This seems like a very close issue as raised in Lucretius Book 3 when he points out that even if our atoms were rearranged later due to the effects of infinite time and space, that would still not be "us" because of the absence of continuous memory.
However I am not sure as I reread that whether Lucretius is making a specific assertion that continued memory is somehow necessarily impossible. He may be relying solely on the objection that we don't remember any past lives, which I gather he is taking as sufficient proof that these rearrangements have already happened. He may well be inferring from the fact that we have no such memories that this is sufficient proof that the break is a matter of fact regardless of the cause.
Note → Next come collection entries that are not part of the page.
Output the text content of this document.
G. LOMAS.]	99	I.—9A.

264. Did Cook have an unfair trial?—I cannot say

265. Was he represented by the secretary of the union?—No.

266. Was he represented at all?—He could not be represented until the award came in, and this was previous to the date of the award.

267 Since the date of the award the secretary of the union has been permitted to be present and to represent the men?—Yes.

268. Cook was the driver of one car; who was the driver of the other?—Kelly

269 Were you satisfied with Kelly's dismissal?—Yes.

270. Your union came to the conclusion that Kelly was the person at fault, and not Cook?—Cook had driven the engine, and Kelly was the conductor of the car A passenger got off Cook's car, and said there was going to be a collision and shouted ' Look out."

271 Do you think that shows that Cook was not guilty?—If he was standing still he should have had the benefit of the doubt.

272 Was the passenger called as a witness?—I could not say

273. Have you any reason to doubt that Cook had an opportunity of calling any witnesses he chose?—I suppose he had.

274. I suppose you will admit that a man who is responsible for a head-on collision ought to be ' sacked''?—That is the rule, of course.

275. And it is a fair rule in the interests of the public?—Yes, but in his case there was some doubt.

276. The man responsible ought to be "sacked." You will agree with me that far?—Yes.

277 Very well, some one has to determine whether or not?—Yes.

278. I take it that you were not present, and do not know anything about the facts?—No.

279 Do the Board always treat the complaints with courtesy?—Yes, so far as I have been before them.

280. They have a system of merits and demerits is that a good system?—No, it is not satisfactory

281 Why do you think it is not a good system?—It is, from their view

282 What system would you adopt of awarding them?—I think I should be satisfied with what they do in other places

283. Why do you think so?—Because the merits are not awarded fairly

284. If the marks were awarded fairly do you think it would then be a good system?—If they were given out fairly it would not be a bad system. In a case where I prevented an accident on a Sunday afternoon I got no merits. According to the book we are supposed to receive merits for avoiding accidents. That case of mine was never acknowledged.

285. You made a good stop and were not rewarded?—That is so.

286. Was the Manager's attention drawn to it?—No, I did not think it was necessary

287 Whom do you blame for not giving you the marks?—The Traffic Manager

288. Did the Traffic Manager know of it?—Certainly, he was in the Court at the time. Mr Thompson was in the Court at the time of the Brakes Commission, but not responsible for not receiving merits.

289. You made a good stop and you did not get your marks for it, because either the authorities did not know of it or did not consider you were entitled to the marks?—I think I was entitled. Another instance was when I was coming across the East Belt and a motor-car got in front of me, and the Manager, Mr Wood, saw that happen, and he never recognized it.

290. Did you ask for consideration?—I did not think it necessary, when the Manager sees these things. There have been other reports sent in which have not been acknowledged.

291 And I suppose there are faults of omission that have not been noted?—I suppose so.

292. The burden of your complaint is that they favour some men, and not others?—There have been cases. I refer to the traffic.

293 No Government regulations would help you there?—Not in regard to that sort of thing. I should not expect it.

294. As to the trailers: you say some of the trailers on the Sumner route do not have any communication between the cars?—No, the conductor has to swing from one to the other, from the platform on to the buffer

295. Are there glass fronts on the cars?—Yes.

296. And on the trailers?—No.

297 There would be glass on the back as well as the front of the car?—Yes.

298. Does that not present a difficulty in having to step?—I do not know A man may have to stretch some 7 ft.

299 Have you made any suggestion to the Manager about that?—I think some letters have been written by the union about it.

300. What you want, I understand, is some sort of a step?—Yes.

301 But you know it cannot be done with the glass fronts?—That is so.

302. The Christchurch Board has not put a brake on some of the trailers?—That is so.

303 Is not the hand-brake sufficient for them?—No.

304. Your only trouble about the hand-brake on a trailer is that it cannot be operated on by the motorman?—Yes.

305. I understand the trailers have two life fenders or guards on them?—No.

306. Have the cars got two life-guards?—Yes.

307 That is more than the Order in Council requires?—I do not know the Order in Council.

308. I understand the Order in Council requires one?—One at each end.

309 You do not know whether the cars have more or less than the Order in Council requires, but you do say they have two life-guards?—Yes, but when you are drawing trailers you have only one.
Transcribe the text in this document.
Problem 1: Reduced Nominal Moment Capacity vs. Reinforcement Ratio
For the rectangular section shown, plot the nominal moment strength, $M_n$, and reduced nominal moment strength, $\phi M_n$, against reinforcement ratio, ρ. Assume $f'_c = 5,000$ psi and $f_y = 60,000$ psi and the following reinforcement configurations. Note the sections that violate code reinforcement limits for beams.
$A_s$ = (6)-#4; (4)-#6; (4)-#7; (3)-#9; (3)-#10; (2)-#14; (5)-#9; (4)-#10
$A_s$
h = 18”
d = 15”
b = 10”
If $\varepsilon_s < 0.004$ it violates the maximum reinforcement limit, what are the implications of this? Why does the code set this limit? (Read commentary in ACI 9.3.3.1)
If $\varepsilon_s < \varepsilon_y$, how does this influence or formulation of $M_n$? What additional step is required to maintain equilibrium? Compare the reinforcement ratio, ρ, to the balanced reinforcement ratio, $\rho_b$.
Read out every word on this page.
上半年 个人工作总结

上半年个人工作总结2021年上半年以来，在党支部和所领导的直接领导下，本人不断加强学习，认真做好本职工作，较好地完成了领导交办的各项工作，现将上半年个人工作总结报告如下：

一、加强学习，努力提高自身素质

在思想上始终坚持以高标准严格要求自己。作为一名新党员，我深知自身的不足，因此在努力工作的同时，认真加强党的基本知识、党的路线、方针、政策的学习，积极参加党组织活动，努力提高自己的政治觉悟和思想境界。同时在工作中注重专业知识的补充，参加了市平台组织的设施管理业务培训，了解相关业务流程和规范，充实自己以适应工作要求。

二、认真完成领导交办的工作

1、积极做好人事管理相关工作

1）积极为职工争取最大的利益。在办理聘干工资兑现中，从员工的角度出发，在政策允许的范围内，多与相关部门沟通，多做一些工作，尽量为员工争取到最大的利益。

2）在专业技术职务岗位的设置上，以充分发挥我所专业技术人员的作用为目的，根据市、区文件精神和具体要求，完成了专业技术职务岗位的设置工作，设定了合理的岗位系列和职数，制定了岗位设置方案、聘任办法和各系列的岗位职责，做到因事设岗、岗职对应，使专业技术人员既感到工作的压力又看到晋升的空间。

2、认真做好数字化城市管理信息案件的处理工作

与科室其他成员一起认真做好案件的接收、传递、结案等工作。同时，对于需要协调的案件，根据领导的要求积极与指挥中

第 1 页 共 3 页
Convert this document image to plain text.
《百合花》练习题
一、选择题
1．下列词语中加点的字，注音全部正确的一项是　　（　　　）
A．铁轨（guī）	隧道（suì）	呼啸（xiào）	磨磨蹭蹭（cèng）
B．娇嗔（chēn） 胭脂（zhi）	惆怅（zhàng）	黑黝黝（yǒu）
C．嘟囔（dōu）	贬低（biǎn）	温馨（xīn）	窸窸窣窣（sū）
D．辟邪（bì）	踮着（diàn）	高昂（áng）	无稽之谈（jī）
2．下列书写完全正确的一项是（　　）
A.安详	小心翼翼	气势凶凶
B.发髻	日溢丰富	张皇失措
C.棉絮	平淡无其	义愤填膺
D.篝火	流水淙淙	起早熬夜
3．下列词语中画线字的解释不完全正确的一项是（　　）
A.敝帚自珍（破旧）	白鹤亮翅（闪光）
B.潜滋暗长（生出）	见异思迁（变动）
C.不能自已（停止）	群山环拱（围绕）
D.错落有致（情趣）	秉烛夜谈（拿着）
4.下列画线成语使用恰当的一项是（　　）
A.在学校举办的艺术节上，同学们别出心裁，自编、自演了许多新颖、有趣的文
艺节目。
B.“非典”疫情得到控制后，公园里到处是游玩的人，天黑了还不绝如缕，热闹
I tend to think that that is his reasoning and that given the implications of infinite universe/eternal time that the inference is sound.
3-843
And even if the nature of mind and the power of soul has feeling, after it has been rent asunder from our body, yet it is naught to us, who are made one by the mating and marriage of body and soul. Nor, if time should gather together our substance after our decease and bring it back again as it is now placed, if once more the light of life should be vouchsafed to us, yet, even were that done, it would not concern us at all, when once the remembrance of our former selves were snapped in twain. And even now we care not at all for the selves that we once were, not at all are we touched by any torturing pain for them. For when you look back over all the lapse of immeasurable time that now is gone, and think how manifold are the motions of matter, you could easily believe this too, that these same seeds, whereof we now are made, have often been placed in the same order as they are now; and yet we cannot recall that in our mind’s memory; for in between lies a break in life, and all the motions have wandered everywhere far astray from sense.